The alderman said he already told Wal-Mart about his opposition, and has offered to help find them another more suitable location close to downtown, according to Crain’s.
Reilly has not addressed the issue on his Facebook page, although at least one opponent has done so, making reference to traffic, parking and “900,000 Wal-Mart plastic bags blowing around our hood.”
Wal-Mart has not confirmed it is planning to move into the space, but an earlier Crain’s report said the retailer would open a 14,300 square-foot convenience store-style outlet in the space at Chicago Avenue and Franklin Street. There is no lease finalized.
But plans are far more concrete for another space farther north in the East Lakeview neighborhood where Wal-Mart wants to locate, and where neighbors have come out in force to keep the retailer out.
The approximately 30,000 square-foot Wal-Mart Market would open in the Broadway at Surf retail complex in the 2800 block of North Broadway, in two empty storefronts that previously housed a Wolf Camera and a Pet Smart, and an occupied storefront from which a Cost Plus World Market store would be forced out.
They have also expressed concern about the business and labor practices at the world’s largest retailer. Some have also said the store could cost the neighborhood more jobs than it would create — particularly since an existing store would have to close to make way for the planned Wal-Mart.
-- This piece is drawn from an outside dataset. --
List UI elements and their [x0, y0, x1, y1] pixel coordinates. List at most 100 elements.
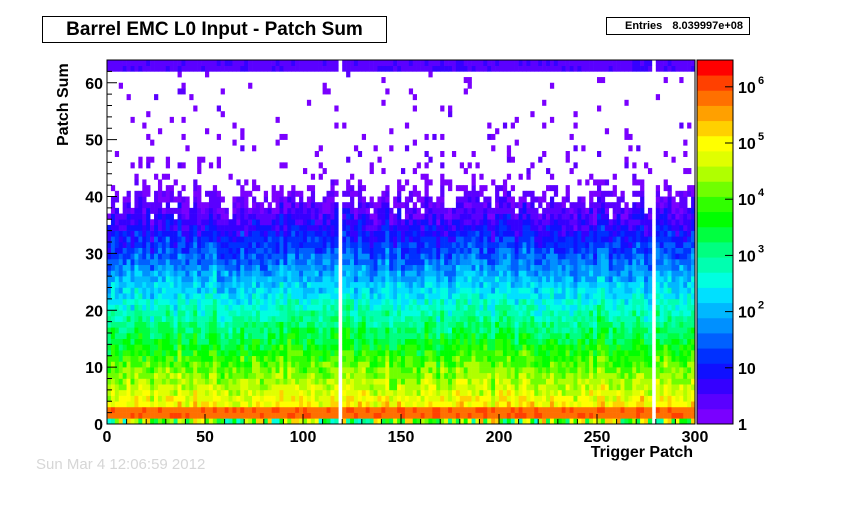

At the meeting of the South East Lake View Neighbors Association (SELVN) last week, Bisio presented the planned Wal-Mart Neighborhood Market as serving a need for a low-cost store in the neighborhood. He said the store would carry food and produce items, beauty products, pharmacy items, and “limited” general merchandise such as computer printer paper.
Bisio met with a mostly hostile crowd at the meeting, most of whom wore stickers or buttons protesting the planned Wal-Mart.
Ald. Tom Tunney (44th) has acknowledged neighbors’ concerns, but said some neighbors had also spoken out to him in favor of the Wal-Mart. He also emphasized the city cannot legally stop Wal-Mart from renting the space and moving in, if the retailer conforms to zoning restrictions.
The planned East Lakeview Wal-Mart will be discussed at another SELVN community meeting on May 9 at the Wellington Avenue Church, 615 W. Wellington Ave.